Nonetheless it remains important to know exactly what Judaism is. Who defines it? That is where the devil is - in the details. Heterodox movements still want to define Judaism in ways that are completely unacceptable to Orthodoxy. So it is important to continue to reject their legitimacy.
How is it then possible to achieve any semblance of unity if we are divided about the very definition of what we want to unite around?

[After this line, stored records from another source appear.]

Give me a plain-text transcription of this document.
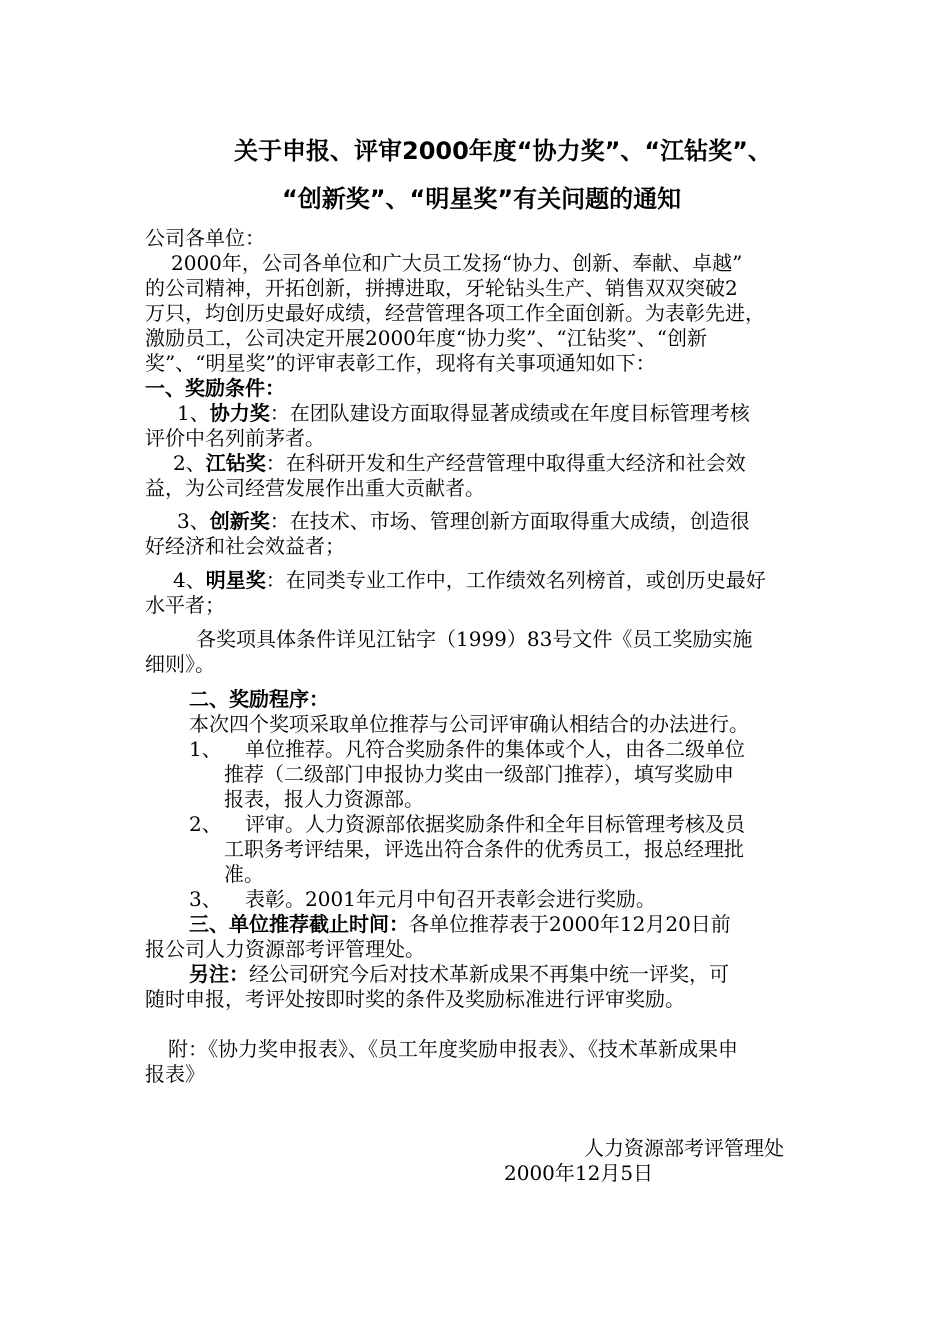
关于申报、评审2000年度“协力奖”、“江钻奖”、
“创新奖”、“明星奖”有关问题的通知
公司各单位：
2000年，公司各单位和广大员工发扬“协力、创新、奉献、卓越”
的公司精神，开拓创新，拼搏进取，牙轮钻头生产、销售双双突破2
万只，均创历史最好成绩，经营管理各项工作全面创新。为表彰先进，
激励员工，公司决定开展2000年度“协力奖”、“江钻奖”、“创新
奖”、“明星奖”的评审表彰工作，现将有关事项通知如下：
一、奖励条件：
1、协力奖：在团队建设方面取得显著成绩或在年度目标管理考核
评价中名列前茅者。
2、江钻奖：在科研开发和生产经营管理中取得重大经济和社会效
益，为公司经营发展作出重大贡献者。
3、创新奖：在技术、市场、管理创新方面取得重大成绩，创造很
好经济和社会效益者；
4、明星奖：在同类专业工作中，工作绩效名列榜首，或创历史最好
水平者；
各奖项具体条件详见江钻字（1999）83号文件《员工奖励实施
细则》。
二、奖励程序：
本次四个奖项采取单位推荐与公司评审确认相结合的办法进行。
1、 单位推荐。凡符合奖励条件的集体或个人，由各二级单位
推荐（二级部门申报协力奖由一级部门推荐），填写奖励申
报表，报人力资源部。
2、 评审。人力资源部依据奖励条件和全年目标管理考核及员
工职务考评结果，评选出符合条件的优秀员工，报总经理批
准。
3、 表彰。2001年元月中旬召开表彰会进行奖励。
三、单位推荐截止时间：各单位推荐表于2000年12月20日前
报公司人力资源部考评管理处。
另注：经公司研究今后对技术革新成果不再集中统一评奖，可
随时申报，考评处按即时奖的条件及奖励标准进行评审奖励。
附：《协力奖申报表》、《员工年度奖励申报表》、《技术革新成果申
报表》
人力资源部考评管理处
2000年12月5日
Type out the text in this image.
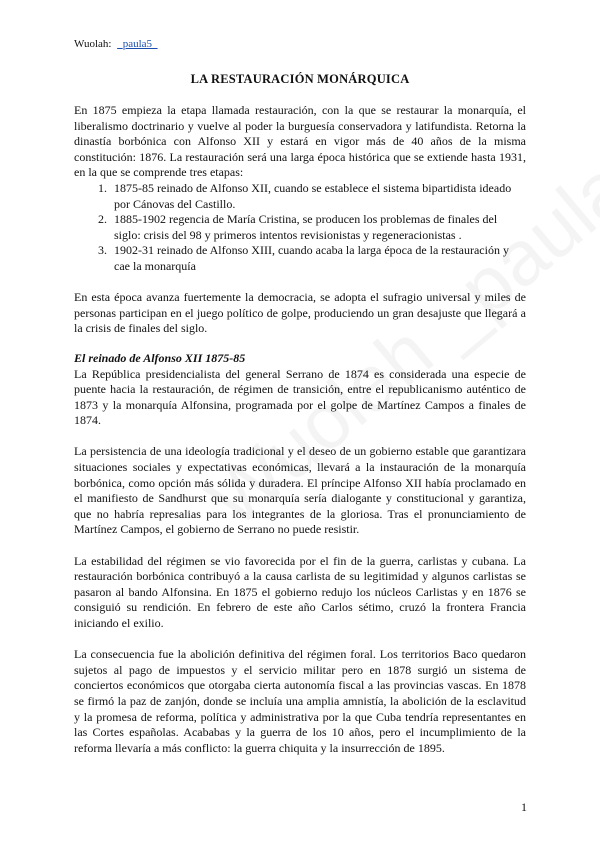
Wuolah: _paula5_
LA RESTAURACIÓN MONÁRQUICA

En 1875 empieza la etapa llamada restauración, con la que se restaurar la monarquía, el liberalismo doctrinario y vuelve al poder la burguesía conservadora y latifundista. Retorna la dinastía borbónica con Alfonso XII y estará en vigor más de 40 años de la misma constitución: 1876. La restauración será una larga época histórica que se extiende hasta 1931, en la que se comprende tres etapas:

1. 1875-85 reinado de Alfonso XII, cuando se establece el sistema bipartidista ideado por Cánovas del Castillo.
2. 1885-1902 regencia de María Cristina, se producen los problemas de finales del siglo: crisis del 98 y primeros intentos revisionistas y regeneracionistas .
3. 1902-31 reinado de Alfonso XIII, cuando acaba la larga época de la restauración y cae la monarquía

En esta época avanza fuertemente la democracia, se adopta el sufragio universal y miles de personas participan en el juego político de golpe, produciendo un gran desajuste que llegará a la crisis de finales del siglo.

El reinado de Alfonso XII 1875-85

La República presidencialista del general Serrano de 1874 es considerada una especie de puente hacia la restauración, de régimen de transición, entre el republicanismo auténtico de 1873 y la monarquía Alfonsina, programada por el golpe de Martínez Campos a finales de 1874.

La persistencia de una ideología tradicional y el deseo de un gobierno estable que garantizara situaciones sociales y expectativas económicas, llevará a la instauración de la monarquía borbónica, como opción más sólida y duradera. El príncipe Alfonso XII había proclamado en el manifiesto de Sandhurst que su monarquía sería dialogante y constitucional y garantiza, que no habría represalias para los integrantes de la gloriosa. Tras el pronunciamiento de Martínez Campos, el gobierno de Serrano no puede resistir.

La estabilidad del régimen se vio favorecida por el fin de la guerra, carlistas y cubana. La restauración borbónica contribuyó a la causa carlista de su legitimidad y algunos carlistas se pasaron al bando Alfonsina. En 1875 el gobierno redujo los núcleos Carlistas y en 1876 se consiguió su rendición. En febrero de este año Carlos sétimo, cruzó la frontera Francia iniciando el exilio.

La consecuencia fue la abolición definitiva del régimen foral. Los territorios Baco quedaron sujetos al pago de impuestos y el servicio militar pero en 1878 surgió un sistema de conciertos económicos que otorgaba cierta autonomía fiscal a las provincias vascas. En 1878 se firmó la paz de zanjón, donde se incluía una amplia amnistía, la abolición de la esclavitud y la promesa de reforma, política y administrativa por la que Cuba tendría representantes en las Cortes españolas. Acababas y la guerra de los 10 años, pero el incumplimiento de la reforma llevaría a más conflicto: la guerra chiquita y la insurrección de 1895.

1
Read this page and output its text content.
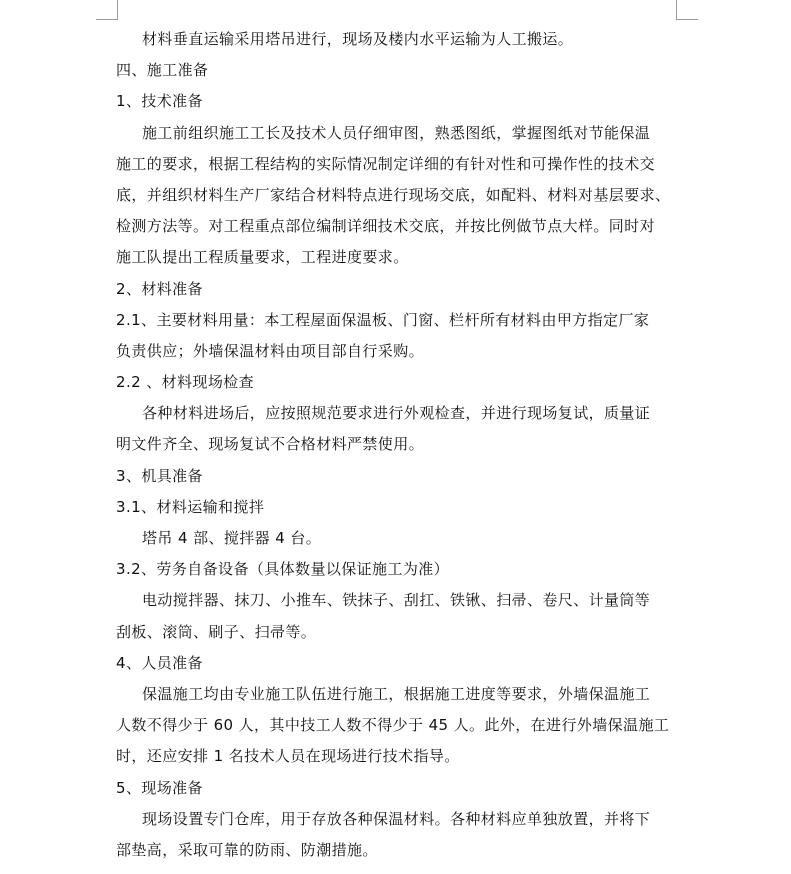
材料垂直运输采用塔吊进行，现场及楼内水平运输为人工搬运。
四、施工准备
1、技术准备
施工前组织施工工长及技术人员仔细审图，熟悉图纸，掌握图纸对节能保温
施工的要求，根据工程结构的实际情况制定详细的有针对性和可操作性的技术交
底，并组织材料生产厂家结合材料特点进行现场交底，如配料、材料对基层要求、
检测方法等。对工程重点部位编制详细技术交底，并按比例做节点大样。同时对
施工队提出工程质量要求，工程进度要求。
2、材料准备
2.1、主要材料用量：本工程屋面保温板、门窗、栏杆所有材料由甲方指定厂家
负责供应；外墙保温材料由项目部自行采购。
2.2 、材料现场检查
各种材料进场后，应按照规范要求进行外观检查，并进行现场复试，质量证
明文件齐全、现场复试不合格材料严禁使用。
3、机具准备
3.1、材料运输和搅拌
塔吊 4 部、搅拌器 4 台。
3.2、劳务自备设备（具体数量以保证施工为准）
电动搅拌器、抹刀、小推车、铁抹子、刮扛、铁锹、扫帚、卷尺、计量筒等
刮板、滚筒、刷子、扫帚等。
4、人员准备
保温施工均由专业施工队伍进行施工，根据施工进度等要求，外墙保温施工
人数不得少于 60 人，其中技工人数不得少于 45 人。此外，在进行外墙保温施工
时，还应安排 1 名技术人员在现场进行技术指导。
5、现场准备
现场设置专门仓库，用于存放各种保温材料。各种材料应单独放置，并将下
部垫高，采取可靠的防雨、防潮措施。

What is Judaism? This is a question asked by Marc Erlbaum in a Jewish Exponent op-ed. From the article:
I was fortunate to be one of 50 participants invited to a two-day retreat last month called "The Conversation." Sponsored by The Jewish Week, a New York weekly, the annual program is an opportunity for a diverse group of Jews from across the country to come together to discuss Jewish issues. There is no agenda other than communication and creating bonds between segments of the Jewish community that are rarely in contact or in concert.
Mr. Erlbaum did not say whether he was Orthodox but from his words I suspect that he is. If that’s true - was he right in attending? Or did he cross the line and in effect tacitly legitimize heterodoxy by his presence? I don’t know the answer to that. But I do think it is a positive step to have dialogue with your brethren. Not every contact should be seen as recognition. I believe Rav Soloveitchik was right. There are circumstances that would allow interaction. Interaction breeds understanding and acceptance. And that can ultimately save Jews for Judaism – a goal all denominations aspire to.